Kur'an-ı Kerim ve Türkçe Meali Sayfa 164
105. Bana düşen, Allah'a karşı gerçek olandan başkasını söylememektir. İşte sizin Rabbinizden apaçık delillerle çıkıp geldim. Öyleyse esir olarak muamele ettiğin İsrailoğullarını bırak, benimle beraber gönder de, bu zulümden kurtulmuş olsunlar.
106. Firavun: “Bir belge getirdiysen göster bakalım, eğer doğru sözlü biriysen” dedi.
107. Bunun üzerine Musa asasını yere attı. “Oo bir de ne görsünler!” koskoca bir ejderha!
108. Elini koynundan çıkardı, ne görsünler bembeyaz, pırıl pırıl parlıyor.
109. Firavun'un ileri gelenleri dediler ki: “Doğrusu çok şey bilen usta bir sihirbazmış bu.
110. Sizi yerinizden yurdunuzdan etmek isteyen biri.” Firavun: “Peki ne öneriyorsunuz?” diye sordu.
111. Şöyle cevap verdiler: “O'nu ve kardeşi Harun'u bir süre beklet ve şehirlere davetçiler gönder.
112. Bütün usta ve bilgin sihirbazları senin huzuruna toplayıp getirsinler…”
113. … Sihirbazlar Firavun'a gelip: “Eğer üstün gelen biz olursak” dediler “O zaman, büyük bir ödül hak etmiş oluruz.”
114. Firavun: “Elbette” diye karşılık verdi. “Üstelik o zaman benim en yakınlarımdan olacaksınız.”
115. Sihirbazlar Musa'ya: “Ey Musa!” dediler. “Önce sen mi atacaksın asanı, yoksa biz mi atalım?”

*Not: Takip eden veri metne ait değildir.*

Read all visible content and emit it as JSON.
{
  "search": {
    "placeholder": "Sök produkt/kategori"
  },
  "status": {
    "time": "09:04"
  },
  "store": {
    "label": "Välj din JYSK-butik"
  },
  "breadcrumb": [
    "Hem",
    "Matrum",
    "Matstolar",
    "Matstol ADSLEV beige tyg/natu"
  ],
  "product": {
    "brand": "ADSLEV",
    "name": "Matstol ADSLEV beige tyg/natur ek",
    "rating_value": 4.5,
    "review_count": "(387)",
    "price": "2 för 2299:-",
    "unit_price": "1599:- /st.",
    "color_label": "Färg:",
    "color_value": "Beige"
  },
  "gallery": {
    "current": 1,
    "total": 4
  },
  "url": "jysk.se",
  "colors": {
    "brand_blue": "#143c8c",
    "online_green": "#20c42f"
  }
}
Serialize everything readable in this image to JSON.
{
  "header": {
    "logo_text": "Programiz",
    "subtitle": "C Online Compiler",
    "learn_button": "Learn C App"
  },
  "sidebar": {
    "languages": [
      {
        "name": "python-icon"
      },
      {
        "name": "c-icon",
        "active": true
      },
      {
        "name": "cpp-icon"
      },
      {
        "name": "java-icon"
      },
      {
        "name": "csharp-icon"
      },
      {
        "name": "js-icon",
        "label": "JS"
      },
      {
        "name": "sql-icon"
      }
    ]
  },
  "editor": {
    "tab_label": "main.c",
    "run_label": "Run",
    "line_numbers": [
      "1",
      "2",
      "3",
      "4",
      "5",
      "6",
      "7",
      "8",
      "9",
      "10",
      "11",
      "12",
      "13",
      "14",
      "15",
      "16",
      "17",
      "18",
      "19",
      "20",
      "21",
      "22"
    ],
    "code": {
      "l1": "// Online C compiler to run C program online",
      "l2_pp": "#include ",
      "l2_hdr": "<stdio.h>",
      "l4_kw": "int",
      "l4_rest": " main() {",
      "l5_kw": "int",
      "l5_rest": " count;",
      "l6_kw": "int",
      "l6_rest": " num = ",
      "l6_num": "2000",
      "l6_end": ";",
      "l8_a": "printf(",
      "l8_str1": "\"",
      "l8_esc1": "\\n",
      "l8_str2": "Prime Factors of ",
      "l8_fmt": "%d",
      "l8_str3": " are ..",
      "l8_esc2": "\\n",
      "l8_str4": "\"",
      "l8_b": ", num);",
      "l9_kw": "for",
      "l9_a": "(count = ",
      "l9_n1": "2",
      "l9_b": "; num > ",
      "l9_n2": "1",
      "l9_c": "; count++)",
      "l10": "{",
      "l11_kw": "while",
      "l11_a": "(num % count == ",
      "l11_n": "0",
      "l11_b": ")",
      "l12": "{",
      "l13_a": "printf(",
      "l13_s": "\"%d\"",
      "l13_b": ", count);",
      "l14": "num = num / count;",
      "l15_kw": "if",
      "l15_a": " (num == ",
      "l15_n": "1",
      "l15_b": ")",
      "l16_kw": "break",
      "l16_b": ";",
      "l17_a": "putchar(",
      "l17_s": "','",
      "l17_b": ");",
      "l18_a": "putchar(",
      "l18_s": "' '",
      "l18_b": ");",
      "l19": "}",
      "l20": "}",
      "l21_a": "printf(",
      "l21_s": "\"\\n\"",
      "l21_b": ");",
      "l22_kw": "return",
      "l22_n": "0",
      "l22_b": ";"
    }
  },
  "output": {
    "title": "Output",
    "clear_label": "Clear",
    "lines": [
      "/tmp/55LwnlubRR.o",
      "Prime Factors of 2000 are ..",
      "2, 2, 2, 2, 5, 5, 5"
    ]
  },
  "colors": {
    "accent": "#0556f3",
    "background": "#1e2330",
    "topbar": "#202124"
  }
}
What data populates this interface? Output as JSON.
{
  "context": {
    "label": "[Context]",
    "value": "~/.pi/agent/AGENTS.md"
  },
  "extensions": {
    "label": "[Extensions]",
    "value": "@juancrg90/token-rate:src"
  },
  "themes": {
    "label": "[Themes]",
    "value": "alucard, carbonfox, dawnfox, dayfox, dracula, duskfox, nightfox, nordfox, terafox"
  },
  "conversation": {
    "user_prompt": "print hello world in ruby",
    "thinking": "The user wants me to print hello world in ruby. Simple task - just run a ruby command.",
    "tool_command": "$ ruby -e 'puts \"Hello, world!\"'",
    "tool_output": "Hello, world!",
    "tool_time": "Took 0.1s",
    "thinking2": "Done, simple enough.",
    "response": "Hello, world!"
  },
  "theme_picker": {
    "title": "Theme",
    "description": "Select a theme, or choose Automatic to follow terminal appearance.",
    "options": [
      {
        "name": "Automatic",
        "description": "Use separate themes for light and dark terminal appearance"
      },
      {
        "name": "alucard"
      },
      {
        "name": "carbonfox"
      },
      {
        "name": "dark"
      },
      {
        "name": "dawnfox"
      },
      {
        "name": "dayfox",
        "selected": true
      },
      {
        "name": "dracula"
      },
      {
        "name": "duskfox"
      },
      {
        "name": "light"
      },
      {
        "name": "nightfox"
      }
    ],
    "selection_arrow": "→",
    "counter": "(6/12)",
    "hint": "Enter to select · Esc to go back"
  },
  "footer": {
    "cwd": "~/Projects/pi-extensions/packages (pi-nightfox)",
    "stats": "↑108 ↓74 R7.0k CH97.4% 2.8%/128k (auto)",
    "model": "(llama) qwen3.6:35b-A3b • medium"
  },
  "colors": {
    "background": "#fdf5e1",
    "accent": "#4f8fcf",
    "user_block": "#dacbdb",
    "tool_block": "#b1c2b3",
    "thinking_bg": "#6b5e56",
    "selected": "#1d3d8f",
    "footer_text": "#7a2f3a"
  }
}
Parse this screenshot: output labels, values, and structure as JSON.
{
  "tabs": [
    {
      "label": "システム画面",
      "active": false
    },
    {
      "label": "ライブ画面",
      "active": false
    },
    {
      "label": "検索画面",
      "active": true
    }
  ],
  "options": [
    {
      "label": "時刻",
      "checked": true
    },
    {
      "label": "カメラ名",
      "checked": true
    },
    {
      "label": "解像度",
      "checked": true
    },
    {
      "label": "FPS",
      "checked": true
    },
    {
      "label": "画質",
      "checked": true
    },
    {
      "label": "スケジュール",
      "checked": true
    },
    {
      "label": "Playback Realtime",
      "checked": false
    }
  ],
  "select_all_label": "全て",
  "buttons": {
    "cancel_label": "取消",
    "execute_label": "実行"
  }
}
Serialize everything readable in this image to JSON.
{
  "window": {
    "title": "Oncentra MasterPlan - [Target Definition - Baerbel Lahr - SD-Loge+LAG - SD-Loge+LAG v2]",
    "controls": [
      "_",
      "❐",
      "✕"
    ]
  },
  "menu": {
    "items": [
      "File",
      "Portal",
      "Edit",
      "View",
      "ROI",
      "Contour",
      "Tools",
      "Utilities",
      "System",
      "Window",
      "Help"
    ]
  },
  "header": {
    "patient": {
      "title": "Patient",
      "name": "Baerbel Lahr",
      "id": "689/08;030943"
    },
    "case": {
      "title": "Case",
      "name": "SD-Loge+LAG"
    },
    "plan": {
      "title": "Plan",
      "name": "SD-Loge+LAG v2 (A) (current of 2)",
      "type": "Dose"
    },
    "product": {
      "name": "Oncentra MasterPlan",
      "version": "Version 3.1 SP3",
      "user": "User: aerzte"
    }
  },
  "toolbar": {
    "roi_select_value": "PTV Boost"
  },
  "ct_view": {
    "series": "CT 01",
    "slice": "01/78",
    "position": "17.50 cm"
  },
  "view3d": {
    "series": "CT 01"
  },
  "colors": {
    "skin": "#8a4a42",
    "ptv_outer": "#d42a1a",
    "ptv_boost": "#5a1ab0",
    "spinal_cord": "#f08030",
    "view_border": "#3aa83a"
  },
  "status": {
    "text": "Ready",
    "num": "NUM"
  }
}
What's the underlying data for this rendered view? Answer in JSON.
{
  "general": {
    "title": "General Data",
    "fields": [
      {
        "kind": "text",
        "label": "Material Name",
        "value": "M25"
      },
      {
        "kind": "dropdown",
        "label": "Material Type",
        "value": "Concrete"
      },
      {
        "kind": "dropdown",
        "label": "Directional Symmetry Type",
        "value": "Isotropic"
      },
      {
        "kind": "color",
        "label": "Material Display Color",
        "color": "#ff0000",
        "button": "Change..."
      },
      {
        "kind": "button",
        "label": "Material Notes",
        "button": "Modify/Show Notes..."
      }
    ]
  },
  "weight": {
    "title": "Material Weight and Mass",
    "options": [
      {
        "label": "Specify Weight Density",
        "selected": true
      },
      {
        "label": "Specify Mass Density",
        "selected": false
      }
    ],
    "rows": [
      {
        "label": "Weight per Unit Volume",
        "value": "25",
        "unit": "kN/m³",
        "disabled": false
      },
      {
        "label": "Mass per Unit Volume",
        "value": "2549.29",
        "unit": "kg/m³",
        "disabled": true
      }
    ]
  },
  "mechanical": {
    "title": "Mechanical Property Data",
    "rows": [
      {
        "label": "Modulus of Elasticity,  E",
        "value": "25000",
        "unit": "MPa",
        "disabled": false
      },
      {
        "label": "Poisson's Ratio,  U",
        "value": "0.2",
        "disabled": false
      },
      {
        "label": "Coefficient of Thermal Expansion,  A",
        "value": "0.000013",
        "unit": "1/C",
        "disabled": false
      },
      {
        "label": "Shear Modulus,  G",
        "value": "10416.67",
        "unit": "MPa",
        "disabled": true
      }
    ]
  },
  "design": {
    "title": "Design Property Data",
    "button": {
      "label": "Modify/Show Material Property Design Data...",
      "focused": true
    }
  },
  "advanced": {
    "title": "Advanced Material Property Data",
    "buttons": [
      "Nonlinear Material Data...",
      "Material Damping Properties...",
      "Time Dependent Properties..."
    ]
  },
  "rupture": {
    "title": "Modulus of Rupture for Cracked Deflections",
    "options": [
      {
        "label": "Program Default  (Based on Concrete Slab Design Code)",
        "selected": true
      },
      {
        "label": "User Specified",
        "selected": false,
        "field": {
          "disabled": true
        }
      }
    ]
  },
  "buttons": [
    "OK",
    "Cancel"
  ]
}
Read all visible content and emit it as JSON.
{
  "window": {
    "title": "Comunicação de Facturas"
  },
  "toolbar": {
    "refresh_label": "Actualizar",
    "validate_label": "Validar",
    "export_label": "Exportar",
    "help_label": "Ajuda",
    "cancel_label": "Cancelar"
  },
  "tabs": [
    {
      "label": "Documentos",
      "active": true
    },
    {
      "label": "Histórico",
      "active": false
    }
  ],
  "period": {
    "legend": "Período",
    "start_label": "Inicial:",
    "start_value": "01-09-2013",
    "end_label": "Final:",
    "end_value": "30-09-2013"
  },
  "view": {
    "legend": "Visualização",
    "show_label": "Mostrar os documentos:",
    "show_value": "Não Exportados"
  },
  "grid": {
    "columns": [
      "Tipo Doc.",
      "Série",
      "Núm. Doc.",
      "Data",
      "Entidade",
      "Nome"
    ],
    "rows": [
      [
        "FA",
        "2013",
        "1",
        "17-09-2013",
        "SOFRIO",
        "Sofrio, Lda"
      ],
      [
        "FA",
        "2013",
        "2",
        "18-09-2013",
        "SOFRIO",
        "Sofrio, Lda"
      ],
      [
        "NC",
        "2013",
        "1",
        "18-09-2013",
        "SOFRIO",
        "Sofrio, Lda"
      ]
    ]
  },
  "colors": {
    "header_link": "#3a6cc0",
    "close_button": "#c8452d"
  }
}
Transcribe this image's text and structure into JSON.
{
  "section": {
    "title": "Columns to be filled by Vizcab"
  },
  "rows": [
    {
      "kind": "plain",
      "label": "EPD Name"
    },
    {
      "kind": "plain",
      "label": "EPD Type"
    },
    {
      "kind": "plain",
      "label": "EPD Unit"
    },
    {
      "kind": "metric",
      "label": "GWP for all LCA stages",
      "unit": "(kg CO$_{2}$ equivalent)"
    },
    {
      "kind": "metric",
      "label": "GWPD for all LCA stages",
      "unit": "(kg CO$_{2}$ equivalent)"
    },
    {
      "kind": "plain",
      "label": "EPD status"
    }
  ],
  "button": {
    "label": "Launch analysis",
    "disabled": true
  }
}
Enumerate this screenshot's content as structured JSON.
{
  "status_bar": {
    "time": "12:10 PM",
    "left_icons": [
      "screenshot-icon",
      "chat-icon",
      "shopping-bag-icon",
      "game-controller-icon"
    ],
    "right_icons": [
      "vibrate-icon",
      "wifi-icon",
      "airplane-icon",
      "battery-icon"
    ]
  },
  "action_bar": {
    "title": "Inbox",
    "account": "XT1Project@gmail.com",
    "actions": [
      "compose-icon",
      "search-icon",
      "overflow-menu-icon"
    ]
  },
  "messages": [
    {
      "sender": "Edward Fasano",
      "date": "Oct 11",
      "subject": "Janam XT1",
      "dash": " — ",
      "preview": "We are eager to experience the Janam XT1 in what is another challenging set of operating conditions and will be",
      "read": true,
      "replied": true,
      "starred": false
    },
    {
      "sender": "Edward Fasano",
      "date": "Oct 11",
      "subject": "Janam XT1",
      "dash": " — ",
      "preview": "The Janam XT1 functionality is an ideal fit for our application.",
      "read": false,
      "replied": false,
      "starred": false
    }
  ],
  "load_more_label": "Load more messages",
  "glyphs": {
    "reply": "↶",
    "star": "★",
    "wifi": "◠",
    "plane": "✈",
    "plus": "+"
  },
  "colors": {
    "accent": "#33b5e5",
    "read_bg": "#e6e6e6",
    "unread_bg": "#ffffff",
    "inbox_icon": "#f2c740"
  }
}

116. Musa: “Önce siz atın” dedi. Ve onlar asalarını, iplerini yere attıkları zaman, insanların gözlerini büyü ile bağlayıp boyayarak ve onlara, korkuyla şaşkına çevirecek büyük bir büyü modeli göstermiş oldular.
117. Ve o zaman biz de Musa'ya, “Asanı yere at” diye vahyettik. “Oo bir de ne görsünler!” bu onların bütün aldatıcı sihir düzenlerini yutmasın mı!
118. Böylece gerçek kendini gösterip hak ortaya çıkmış, berikilerin bütün o yapıp becerdiklerinin boş olduğu anlaşılmış oldu.
119. Ve böylece Firavun ve yandaşları yenilmiş ve adamakıllı küçük düşmüş oldular.
120. Sihirbazlar, hep birden secdeye kapandılar.